Germany and France reported to agree on $2.7 trillion bazooka to aim at euro debt crisis; U.S. stocks soar on the story

10/18/2011 5:33 pm EST


Jim Jubak

Founder and Editor,

Maybe it’s because German Chancellor Angela Merkel did such a good job yesterday of talking down expectations of a French-German grand plan to end the euro debt crisis.

Maybe it’s because European stocks sold down so strongly yesterday and limped through today’s session on renewed fears that European leaders wouldn’t produce a credible plan before the G20 meeting at the beginning of November.

Maybe it’s because after an explosive bounce from the October 3 bottom, investors had started to worry that the market might be running out of gas.


A not terribly detailed report from the United Kingdom’s Guardian newspaper that Germany and France had reached an agreement to boost the size of the European Financial Stability Facility to $2.7 trillion (2 trillion euros) from its current $600 billion led stocks in New York to surge.
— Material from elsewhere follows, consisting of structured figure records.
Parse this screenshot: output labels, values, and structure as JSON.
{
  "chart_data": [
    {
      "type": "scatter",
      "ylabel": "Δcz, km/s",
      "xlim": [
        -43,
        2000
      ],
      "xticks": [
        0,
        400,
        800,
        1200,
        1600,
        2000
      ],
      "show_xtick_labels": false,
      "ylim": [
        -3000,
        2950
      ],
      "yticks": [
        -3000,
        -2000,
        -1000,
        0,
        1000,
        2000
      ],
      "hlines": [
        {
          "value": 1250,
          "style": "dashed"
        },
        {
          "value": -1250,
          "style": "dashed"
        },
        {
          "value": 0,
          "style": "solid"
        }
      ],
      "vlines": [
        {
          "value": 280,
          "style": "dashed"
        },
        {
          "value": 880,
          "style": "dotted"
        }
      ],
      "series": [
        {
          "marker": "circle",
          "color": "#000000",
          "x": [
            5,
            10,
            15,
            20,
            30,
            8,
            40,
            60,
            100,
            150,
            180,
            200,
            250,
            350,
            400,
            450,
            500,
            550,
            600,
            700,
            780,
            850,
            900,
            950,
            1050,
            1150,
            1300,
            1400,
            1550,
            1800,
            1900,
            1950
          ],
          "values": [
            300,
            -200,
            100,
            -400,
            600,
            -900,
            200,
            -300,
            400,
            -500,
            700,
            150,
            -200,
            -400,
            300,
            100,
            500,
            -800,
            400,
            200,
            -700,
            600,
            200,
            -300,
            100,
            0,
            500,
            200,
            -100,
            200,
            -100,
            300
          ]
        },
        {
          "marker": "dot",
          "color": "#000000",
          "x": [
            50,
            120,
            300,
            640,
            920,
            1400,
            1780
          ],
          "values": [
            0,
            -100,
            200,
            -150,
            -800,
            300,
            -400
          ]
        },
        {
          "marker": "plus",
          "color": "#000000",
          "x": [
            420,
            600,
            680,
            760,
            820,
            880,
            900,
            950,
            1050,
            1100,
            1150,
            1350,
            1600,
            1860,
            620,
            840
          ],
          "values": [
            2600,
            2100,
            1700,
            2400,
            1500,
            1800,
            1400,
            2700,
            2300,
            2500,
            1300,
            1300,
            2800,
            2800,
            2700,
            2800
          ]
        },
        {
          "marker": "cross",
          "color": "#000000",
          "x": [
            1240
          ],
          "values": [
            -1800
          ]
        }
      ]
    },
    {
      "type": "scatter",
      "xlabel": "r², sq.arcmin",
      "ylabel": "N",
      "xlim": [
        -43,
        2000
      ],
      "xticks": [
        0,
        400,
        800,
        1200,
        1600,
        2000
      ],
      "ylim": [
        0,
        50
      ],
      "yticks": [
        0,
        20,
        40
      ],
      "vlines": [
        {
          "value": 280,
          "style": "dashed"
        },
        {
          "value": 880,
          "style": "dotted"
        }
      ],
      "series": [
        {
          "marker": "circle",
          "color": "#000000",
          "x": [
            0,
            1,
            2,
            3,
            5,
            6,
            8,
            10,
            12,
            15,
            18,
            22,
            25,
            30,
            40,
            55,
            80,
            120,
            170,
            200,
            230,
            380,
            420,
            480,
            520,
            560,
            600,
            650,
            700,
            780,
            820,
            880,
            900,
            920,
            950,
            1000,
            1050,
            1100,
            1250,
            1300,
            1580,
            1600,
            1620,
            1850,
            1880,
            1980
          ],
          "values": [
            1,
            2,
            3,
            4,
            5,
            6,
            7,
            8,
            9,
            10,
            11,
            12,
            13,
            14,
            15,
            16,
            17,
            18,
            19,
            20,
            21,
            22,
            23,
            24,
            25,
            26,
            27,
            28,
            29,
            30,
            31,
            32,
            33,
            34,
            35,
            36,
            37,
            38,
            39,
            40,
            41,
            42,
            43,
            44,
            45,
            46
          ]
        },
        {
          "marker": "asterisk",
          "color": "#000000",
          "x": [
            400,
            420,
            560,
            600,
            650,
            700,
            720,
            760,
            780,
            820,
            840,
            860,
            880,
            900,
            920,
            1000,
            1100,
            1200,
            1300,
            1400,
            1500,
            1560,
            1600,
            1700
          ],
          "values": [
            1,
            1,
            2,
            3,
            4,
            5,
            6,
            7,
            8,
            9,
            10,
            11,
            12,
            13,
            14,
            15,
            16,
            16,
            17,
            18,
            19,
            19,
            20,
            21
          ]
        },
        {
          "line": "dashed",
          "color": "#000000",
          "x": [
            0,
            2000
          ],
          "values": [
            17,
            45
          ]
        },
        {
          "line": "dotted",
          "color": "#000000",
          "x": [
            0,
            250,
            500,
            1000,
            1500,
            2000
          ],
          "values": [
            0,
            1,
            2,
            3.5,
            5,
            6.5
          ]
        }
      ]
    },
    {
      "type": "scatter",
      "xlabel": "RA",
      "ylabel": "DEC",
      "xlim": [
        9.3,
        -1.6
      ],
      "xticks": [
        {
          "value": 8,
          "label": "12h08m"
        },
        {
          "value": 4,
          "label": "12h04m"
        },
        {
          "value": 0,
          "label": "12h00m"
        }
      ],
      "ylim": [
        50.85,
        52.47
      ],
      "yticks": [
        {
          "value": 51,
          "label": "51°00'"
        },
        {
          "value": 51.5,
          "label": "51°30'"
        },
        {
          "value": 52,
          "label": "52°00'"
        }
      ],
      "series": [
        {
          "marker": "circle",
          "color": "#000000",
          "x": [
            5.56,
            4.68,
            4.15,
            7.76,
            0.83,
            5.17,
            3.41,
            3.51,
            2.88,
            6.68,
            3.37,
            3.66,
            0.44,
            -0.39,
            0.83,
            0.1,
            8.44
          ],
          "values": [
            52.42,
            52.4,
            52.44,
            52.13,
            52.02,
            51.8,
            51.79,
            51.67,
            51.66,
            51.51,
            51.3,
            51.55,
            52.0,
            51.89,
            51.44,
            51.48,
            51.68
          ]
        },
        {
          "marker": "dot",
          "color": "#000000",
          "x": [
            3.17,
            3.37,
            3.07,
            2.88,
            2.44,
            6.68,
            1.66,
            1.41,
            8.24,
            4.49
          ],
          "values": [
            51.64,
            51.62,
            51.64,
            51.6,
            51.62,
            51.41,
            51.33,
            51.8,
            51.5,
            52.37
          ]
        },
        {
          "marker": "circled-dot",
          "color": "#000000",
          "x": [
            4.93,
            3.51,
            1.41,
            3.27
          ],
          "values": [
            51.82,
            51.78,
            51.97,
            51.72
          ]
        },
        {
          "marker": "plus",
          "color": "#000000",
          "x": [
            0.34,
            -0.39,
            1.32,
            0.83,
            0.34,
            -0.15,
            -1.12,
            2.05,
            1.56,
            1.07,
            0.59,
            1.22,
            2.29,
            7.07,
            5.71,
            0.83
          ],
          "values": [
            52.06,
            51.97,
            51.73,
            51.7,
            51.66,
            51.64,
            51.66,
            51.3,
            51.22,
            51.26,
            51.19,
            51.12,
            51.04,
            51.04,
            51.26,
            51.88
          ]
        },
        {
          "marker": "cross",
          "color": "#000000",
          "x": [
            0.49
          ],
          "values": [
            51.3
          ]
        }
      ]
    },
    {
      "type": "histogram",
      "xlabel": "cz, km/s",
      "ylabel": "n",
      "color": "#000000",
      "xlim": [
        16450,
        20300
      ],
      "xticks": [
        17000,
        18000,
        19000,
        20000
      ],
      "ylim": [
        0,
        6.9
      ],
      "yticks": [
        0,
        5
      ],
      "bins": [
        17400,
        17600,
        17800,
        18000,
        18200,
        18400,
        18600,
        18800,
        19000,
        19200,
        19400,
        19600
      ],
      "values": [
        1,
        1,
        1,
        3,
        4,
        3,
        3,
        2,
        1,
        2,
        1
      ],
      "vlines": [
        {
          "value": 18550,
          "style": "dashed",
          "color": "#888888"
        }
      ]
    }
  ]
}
The agreement will be presented to a EuroZone summit over the coming weekend, the paper reported.

The Standard & Poor’s 500 Stock Index, which was at 1216 at 3 p.m. New York time climbed to 1233 by 3:12 p.m. before closing at 1225 for day. (That is above the 1220 level that has marked the highs for August and September.)

Assuming that the report holds up, and I think that’s extremely likely given the Guardian’s solid sourcing on earlier stories in this debt crisis, I’d expect that the news will boost Asian markets over night and then come back round to produce a surge in European markets that were closed by the time the news broke.